Editorial: Autismo e saúde pública

O anúncio da suspensão dos serviços realizados pela Fundação Casa da Esperança, em parceria com o Sistema Único de Saúde (SUS), mobilizou familiares e amigos dos jovens atendidos pela instituição, além de ativistas dos Direitos de pessoas com autismo, a chamarem a atenção para a gravidade do episódio. Com 25 anos de funcionamento, o espaço atende 460 pessoas, com ações de assistência educacional e terapêutica. A Casa era uma das referências locais no que toca o autismo.

A descontinuidade do trabalho desenvolvido se deu diante da impossibilidade de dar continuidade à parceria com o SUS. O Núcleo de Direitos Humanos e Ações Coletivas (Ndhac) da Defensoria Pública do Estado do Ceará havia ingressado, nesta semana, com Ação Civil Pública (ACP) contra o município de Fortaleza, em pedido de liminar para que não haja descontinuidade no serviço prestado pela Casa. Mesmo sensível ao problema, a Secretaria Municipal da Saúde (SMS) argumenta que não há, sem a regularização da instituição ou sem o respaldo do Poder Judiciário, a possibilidade de renovação do contrato ou da vigência de um novo.

O impasse quanto ao destino da Fundação Casa da Esperança é a manifestação, visível mesmo à superfície, de um problema bem mais profundo, desconhecido da maioria da população, mas de inegável gravidade. Os números do desafio à sociedade e aos governos são superlativos. Segundo dados da Organização Mundial da Saúde (OMS), uma em cada 160 crianças tem Transtorno do Espectro Autista (TEA). No Brasil, são perto de dois milhões de pessoas vivendo com essa condição. Os números exatos não estão disponíveis, já que a grande maioria está desassistida e muitas sequer foram diagnosticadas.

Os avanços da ciência têm contribuído para que se tenha uma ideia da complexidade do universo do TEA. A partir de 2013, quando foi lançado o mais recente Manual Diagnóstico e Estatístico de Distúrbios Mentais da Associação Americana de Psiquiatria, o DSM-5, a classificação do autismo mudou, deixando de se dividir em cinco categorias.
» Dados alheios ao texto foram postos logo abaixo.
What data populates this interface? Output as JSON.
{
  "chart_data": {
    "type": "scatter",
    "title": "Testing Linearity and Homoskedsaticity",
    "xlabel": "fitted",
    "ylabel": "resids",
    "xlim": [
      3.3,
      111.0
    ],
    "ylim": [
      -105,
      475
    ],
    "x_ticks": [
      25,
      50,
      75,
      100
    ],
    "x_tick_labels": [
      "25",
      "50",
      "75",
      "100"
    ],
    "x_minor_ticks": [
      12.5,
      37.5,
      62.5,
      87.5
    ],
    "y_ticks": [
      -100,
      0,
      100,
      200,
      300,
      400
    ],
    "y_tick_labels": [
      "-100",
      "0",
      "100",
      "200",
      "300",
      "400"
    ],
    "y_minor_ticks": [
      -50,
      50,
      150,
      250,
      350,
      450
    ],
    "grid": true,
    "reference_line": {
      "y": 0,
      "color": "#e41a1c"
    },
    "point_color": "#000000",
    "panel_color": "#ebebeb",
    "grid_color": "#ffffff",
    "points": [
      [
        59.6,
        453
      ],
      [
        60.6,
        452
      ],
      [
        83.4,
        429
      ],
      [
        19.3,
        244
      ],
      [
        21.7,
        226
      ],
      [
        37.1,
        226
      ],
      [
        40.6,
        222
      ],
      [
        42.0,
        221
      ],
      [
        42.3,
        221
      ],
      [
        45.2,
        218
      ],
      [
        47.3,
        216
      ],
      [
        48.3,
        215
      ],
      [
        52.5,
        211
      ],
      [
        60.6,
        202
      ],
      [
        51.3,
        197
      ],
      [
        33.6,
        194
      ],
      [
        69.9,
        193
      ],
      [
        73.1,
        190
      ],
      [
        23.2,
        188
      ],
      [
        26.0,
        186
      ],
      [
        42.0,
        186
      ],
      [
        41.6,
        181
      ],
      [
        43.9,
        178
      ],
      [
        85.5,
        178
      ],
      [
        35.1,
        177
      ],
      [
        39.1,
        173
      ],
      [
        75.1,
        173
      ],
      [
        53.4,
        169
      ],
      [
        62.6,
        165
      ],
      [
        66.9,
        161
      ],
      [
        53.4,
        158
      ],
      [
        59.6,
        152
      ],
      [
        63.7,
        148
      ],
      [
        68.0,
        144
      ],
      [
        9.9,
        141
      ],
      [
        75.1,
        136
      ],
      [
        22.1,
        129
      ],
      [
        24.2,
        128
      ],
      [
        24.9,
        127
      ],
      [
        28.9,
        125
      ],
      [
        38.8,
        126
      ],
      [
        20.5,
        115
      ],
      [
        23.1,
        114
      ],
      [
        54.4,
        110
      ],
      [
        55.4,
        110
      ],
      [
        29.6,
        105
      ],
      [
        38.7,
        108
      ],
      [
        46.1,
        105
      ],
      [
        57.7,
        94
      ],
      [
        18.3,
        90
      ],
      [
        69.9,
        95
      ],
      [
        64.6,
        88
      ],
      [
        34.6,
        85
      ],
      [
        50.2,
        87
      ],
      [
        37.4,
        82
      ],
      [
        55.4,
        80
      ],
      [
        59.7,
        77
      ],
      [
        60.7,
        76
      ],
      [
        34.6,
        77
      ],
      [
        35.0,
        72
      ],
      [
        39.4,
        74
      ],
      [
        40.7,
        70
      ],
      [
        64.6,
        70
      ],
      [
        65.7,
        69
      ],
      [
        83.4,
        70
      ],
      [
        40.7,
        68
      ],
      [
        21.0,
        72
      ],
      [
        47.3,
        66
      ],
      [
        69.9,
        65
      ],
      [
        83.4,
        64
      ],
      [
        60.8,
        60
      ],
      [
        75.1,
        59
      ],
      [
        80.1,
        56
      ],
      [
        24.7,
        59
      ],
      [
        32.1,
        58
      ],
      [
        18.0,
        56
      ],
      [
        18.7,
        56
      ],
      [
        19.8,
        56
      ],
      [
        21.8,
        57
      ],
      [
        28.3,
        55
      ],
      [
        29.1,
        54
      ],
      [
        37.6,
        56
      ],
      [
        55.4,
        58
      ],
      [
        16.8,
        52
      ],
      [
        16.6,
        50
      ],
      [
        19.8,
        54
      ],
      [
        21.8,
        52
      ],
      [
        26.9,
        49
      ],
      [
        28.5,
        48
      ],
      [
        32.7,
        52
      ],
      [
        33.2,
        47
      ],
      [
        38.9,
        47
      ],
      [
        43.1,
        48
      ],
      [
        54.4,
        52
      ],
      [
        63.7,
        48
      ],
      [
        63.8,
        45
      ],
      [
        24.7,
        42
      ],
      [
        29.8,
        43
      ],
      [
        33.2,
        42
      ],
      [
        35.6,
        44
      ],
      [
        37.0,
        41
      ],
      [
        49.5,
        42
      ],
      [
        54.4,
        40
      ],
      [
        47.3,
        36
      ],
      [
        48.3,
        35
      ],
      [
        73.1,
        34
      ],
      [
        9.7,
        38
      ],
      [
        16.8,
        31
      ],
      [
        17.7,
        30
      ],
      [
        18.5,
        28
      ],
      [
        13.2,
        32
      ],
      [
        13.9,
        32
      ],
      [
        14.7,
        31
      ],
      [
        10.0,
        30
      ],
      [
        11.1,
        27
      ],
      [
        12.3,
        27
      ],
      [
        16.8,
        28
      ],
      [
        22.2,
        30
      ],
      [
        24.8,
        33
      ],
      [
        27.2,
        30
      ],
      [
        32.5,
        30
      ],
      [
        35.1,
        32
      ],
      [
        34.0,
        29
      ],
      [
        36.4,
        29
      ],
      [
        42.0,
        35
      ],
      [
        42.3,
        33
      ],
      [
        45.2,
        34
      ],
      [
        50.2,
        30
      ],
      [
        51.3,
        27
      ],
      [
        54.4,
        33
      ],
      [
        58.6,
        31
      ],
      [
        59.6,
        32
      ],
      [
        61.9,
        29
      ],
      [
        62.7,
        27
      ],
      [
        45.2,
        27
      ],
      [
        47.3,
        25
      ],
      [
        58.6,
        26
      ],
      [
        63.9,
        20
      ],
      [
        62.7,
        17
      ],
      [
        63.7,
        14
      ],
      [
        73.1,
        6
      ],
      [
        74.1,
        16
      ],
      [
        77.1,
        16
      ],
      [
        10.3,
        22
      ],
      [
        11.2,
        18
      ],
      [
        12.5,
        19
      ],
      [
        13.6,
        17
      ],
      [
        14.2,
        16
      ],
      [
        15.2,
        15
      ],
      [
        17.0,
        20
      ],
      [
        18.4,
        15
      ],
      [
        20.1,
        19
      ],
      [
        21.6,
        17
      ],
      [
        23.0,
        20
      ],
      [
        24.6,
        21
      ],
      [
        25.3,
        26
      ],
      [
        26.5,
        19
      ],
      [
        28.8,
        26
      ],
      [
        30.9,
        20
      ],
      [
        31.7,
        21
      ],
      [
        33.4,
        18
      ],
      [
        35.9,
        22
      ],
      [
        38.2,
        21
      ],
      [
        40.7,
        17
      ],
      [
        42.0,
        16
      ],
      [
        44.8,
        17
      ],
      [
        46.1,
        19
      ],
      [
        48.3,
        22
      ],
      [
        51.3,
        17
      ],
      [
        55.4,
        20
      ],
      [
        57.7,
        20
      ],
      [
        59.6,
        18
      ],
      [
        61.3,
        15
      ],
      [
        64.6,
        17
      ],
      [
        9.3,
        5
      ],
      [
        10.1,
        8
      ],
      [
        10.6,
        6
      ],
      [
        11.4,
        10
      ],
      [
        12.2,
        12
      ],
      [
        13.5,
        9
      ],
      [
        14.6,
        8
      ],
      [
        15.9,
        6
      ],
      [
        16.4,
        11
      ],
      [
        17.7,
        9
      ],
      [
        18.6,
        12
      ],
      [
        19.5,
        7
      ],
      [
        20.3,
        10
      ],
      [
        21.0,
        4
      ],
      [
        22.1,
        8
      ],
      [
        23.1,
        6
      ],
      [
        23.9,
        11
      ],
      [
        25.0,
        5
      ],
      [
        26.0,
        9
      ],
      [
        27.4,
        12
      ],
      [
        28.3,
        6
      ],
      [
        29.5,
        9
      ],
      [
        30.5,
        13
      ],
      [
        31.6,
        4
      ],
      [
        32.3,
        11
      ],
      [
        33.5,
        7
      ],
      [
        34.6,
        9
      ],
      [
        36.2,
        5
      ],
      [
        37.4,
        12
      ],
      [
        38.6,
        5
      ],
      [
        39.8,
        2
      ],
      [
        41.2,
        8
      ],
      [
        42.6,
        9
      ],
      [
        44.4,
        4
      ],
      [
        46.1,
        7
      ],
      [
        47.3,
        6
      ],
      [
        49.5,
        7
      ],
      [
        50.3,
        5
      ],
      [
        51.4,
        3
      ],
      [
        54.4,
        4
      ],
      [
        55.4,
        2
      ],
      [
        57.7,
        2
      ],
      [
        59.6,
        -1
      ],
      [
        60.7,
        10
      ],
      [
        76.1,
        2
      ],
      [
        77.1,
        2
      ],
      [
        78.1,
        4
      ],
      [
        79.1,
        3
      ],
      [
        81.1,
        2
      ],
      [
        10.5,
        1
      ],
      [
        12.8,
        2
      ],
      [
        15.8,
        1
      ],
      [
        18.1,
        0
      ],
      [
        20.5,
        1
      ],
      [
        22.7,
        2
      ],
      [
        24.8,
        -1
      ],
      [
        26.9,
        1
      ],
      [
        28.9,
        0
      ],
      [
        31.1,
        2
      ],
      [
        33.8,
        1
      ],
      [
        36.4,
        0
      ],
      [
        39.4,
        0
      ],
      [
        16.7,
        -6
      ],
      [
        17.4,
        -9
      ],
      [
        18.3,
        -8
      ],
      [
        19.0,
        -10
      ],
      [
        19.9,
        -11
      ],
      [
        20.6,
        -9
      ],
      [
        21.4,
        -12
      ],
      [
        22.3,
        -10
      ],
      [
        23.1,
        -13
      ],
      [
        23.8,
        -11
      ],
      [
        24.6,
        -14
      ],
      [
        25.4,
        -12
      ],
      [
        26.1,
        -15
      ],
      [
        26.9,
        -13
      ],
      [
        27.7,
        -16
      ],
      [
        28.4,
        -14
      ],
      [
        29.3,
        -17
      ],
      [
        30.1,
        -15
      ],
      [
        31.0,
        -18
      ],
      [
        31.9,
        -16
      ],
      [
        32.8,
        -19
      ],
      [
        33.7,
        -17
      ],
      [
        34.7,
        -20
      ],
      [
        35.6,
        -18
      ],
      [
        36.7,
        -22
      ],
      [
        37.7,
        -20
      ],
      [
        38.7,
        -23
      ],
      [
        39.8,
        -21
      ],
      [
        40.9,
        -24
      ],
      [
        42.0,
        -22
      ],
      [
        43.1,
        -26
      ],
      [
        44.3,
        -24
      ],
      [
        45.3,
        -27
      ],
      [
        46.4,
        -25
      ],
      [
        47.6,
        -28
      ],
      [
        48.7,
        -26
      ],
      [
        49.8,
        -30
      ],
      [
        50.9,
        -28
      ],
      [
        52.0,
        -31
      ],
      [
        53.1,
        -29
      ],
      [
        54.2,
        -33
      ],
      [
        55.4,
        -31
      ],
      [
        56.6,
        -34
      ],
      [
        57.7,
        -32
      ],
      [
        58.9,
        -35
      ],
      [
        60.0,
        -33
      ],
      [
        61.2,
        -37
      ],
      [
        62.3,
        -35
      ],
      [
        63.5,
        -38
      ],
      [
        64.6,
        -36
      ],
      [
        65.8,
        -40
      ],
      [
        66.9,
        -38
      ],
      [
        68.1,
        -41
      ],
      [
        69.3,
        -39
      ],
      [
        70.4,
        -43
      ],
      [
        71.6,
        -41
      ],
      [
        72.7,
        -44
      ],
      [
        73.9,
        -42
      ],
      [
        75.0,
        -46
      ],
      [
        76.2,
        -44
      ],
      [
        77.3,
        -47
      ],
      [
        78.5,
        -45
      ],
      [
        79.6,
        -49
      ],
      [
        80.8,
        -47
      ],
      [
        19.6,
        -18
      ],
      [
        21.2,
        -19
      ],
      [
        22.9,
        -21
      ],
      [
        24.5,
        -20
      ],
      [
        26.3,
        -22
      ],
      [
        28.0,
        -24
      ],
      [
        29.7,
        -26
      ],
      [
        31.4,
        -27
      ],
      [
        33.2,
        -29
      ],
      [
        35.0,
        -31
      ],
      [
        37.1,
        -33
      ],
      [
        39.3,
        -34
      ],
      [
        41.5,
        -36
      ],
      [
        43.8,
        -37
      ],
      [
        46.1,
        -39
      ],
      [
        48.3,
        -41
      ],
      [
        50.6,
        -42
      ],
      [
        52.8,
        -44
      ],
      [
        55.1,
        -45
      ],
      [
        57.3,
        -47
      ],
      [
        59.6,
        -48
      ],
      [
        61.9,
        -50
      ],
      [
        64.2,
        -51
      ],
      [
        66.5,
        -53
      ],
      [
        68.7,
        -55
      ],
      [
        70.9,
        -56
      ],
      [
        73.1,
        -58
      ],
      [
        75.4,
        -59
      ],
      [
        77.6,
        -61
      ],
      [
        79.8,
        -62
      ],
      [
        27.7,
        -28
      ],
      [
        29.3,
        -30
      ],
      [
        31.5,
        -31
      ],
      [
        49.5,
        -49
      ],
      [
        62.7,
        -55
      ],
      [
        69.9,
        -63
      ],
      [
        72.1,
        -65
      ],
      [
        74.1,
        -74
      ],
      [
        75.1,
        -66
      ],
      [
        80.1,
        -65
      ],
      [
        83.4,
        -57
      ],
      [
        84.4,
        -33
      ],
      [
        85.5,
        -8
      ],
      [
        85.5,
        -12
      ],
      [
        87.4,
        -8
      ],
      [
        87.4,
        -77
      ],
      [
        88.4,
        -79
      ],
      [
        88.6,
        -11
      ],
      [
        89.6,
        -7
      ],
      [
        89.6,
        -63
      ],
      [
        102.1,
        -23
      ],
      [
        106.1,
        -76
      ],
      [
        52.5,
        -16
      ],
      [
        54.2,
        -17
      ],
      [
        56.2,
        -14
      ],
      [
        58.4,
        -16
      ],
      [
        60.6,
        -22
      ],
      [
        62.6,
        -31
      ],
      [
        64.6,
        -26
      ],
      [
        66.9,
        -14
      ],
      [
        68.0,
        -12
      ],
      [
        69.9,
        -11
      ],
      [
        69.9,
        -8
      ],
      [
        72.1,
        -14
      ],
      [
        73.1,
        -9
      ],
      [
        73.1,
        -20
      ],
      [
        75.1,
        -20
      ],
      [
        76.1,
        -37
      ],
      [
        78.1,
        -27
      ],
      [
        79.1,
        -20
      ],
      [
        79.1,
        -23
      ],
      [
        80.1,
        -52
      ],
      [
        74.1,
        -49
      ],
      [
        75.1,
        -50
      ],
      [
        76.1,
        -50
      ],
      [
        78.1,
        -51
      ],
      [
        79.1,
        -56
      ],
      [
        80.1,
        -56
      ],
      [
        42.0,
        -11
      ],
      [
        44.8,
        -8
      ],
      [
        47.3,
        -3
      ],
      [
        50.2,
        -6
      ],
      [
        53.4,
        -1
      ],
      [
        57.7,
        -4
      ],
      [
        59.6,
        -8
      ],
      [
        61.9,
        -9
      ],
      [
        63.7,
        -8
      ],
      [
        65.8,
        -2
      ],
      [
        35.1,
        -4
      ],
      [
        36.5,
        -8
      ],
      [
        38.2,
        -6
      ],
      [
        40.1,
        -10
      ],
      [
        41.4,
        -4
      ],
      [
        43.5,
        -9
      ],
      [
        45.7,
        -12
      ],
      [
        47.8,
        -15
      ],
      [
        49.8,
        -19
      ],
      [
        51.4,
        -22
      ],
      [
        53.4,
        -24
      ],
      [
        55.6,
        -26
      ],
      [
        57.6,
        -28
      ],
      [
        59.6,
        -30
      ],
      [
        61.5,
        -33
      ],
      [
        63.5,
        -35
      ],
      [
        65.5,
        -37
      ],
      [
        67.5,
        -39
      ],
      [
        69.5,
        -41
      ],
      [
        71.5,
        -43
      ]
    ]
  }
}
Hoje, os especialistas trabalham tendo em vista os diferentes graus de funcionalidade das pessoas diagnosticadas.

Os critérios de diagnóstico exigem profissionais capacitados para transitar em um território amplo que, por vezes, leva a manifestações extremas e até antagônicas. A dificuldade de dominar as ferramentas da linguagem, antes central, agora divide espaço com a notação sobre outros traços de distinção, que incluem a habilidade para interagir socialmente e os comportamentos restritivos e repetitivos. Encontram-se, assim, pessoas com os mais diversos graus de autonomia e com competências variadas.

É a partir deste quadro que municípios, estados e a União precisam conceber suas políticas públicas para o segmento, igualmente complexas e capazes de atender às pessoas que delas precisam, garantindo-lhes, assim, a plenitude dos direitos assegurados pela Constituição Federal. Em 2012, o governo brasileiro instituiu a Política Nacional de Proteção dos Direitos da Pessoa com TEA, considerando o indivíduo com TEA uma pessoa com deficiência para todos os efeitos legais. É imperativo que se confronte o desafio imposto, para o bem imediato de todas essas pessoas.